What is embodied energy and why should you care? Embodied energy is the total amount of energy required to produce a product. This concept is certainly hard to grasp and even harder to find real data on various products. As our buildings are becoming more efficient the importance of embodied energy is increasing when making decisions about buildings. It used to be that the energy used to operate a building outweighed any material’s embodied energy, but that is starting to shift, especially with the rise of zero energy buildings.
Embodied Energy is useful in considering which “sustainable” product is the right solution for your project. Embodied energy is a method that aims to find the total energy necessary for the entire life-cycle of a given product. This includes the raw material extraction, transportation, manufacture, assembly, installation, disassembly, and demolition of that product. The lower the embodied energy the less harm done to the environment.
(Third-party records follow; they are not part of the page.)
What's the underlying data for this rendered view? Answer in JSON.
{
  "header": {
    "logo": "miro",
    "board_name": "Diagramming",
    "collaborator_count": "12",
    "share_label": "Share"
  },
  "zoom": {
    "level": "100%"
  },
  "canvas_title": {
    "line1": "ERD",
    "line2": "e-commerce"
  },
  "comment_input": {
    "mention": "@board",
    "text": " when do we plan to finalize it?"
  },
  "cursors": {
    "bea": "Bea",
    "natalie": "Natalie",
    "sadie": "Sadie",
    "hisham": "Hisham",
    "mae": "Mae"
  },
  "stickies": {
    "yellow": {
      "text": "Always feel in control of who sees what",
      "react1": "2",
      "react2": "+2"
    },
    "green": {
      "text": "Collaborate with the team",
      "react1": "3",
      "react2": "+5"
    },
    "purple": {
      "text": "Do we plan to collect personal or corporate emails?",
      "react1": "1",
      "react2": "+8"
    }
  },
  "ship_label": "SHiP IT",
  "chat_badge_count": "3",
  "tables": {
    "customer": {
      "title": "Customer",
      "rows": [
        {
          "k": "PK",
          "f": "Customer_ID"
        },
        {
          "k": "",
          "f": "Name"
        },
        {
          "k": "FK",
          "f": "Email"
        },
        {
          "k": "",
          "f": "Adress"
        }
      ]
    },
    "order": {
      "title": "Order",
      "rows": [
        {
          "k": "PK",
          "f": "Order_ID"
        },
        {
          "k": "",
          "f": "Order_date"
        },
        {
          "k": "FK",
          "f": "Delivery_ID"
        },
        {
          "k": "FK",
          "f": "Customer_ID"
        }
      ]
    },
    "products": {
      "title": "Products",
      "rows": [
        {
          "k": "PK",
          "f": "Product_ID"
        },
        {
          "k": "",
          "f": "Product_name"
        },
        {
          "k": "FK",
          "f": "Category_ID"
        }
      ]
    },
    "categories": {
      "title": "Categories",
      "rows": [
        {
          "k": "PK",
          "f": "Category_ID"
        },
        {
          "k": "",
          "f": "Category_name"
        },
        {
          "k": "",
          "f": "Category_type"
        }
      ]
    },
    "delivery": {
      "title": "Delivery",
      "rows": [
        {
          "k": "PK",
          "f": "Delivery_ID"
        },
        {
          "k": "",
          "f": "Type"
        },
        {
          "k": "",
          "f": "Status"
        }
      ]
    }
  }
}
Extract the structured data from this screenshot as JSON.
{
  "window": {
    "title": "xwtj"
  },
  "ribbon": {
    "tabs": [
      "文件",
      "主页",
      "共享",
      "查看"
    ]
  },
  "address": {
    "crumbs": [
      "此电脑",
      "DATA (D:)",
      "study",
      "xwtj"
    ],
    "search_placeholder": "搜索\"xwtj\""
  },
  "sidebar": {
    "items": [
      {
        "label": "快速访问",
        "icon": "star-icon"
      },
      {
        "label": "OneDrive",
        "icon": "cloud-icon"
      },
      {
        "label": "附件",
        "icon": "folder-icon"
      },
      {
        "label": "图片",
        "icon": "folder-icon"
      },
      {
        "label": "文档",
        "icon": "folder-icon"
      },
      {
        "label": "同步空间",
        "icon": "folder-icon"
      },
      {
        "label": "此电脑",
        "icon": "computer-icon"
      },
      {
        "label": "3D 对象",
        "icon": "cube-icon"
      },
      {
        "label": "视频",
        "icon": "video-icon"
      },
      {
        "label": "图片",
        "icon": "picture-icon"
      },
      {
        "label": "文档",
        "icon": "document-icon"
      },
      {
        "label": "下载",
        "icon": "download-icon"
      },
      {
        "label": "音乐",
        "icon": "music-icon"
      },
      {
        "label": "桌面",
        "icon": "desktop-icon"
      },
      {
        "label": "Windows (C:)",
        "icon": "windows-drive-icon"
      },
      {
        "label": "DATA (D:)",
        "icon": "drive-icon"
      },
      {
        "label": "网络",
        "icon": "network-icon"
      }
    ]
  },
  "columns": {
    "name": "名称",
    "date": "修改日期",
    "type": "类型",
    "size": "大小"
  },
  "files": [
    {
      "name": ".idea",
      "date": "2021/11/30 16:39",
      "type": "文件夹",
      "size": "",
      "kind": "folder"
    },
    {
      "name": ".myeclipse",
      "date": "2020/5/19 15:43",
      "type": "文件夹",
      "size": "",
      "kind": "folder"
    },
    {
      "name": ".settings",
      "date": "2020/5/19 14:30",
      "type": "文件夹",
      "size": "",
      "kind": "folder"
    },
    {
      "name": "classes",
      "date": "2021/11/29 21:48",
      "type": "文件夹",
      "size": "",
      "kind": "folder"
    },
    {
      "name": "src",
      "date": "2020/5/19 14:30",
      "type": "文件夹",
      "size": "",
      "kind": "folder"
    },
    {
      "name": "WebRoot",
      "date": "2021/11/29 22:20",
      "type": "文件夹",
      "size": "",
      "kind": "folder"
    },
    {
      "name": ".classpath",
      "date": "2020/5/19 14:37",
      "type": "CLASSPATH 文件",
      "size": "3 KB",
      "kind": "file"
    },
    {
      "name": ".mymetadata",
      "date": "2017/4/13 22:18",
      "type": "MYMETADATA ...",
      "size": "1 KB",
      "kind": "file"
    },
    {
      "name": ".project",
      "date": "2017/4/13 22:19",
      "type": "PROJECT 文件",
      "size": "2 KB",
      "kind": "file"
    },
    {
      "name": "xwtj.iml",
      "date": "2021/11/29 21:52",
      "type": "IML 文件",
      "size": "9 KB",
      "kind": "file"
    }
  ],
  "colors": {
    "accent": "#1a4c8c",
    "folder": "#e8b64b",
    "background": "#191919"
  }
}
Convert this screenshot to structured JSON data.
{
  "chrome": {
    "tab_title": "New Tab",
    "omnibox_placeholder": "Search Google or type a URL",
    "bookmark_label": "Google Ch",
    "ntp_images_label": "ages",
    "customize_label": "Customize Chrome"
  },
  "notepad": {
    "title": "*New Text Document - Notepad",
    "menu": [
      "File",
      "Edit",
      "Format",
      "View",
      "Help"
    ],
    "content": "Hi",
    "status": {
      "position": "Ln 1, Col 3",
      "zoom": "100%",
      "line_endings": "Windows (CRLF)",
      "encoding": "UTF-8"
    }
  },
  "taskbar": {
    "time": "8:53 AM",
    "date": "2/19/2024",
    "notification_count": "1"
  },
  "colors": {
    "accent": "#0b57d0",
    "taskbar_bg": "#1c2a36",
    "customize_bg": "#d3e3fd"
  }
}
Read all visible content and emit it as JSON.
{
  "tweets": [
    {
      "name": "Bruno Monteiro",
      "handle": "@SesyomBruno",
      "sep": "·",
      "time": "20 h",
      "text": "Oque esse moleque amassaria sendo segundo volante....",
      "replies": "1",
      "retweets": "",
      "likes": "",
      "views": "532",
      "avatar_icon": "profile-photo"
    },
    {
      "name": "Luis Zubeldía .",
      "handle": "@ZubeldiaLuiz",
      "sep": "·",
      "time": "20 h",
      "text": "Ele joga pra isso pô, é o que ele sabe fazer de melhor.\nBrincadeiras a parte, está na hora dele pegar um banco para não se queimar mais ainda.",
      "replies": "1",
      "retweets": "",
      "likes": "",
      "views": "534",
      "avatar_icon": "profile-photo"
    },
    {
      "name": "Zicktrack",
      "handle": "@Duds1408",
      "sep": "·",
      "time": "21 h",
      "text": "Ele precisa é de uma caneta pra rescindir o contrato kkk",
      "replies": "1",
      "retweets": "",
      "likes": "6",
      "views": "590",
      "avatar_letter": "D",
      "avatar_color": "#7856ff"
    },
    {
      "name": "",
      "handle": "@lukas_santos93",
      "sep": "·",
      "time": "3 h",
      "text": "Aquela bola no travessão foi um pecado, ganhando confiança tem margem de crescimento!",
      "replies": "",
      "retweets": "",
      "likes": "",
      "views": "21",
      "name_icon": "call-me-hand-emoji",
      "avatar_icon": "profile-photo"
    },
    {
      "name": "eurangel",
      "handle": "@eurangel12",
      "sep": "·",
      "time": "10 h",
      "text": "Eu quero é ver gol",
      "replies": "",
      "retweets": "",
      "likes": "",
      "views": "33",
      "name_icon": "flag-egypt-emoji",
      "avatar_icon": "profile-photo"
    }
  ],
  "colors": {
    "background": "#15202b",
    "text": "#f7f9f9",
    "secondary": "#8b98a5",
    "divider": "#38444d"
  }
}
Calculating embodied energy varies depending on who you are getting data from and what bias they may hold. So here are some general rules that might help you as the industry is still trying to figure this out. Recycled building materials often have less embodied energy than a product created with virgin raw materials. Materials like wood are lower in embodied energy than materials that require a complicated manufacturing process. Materials manufactured close to your home have a lower embodied energy than materials extracted overseas or finished overseas.
Seems an appropriate, unambiguous term for this concept–I’d like to know what size market is required to encourage greater use of recycled building materials?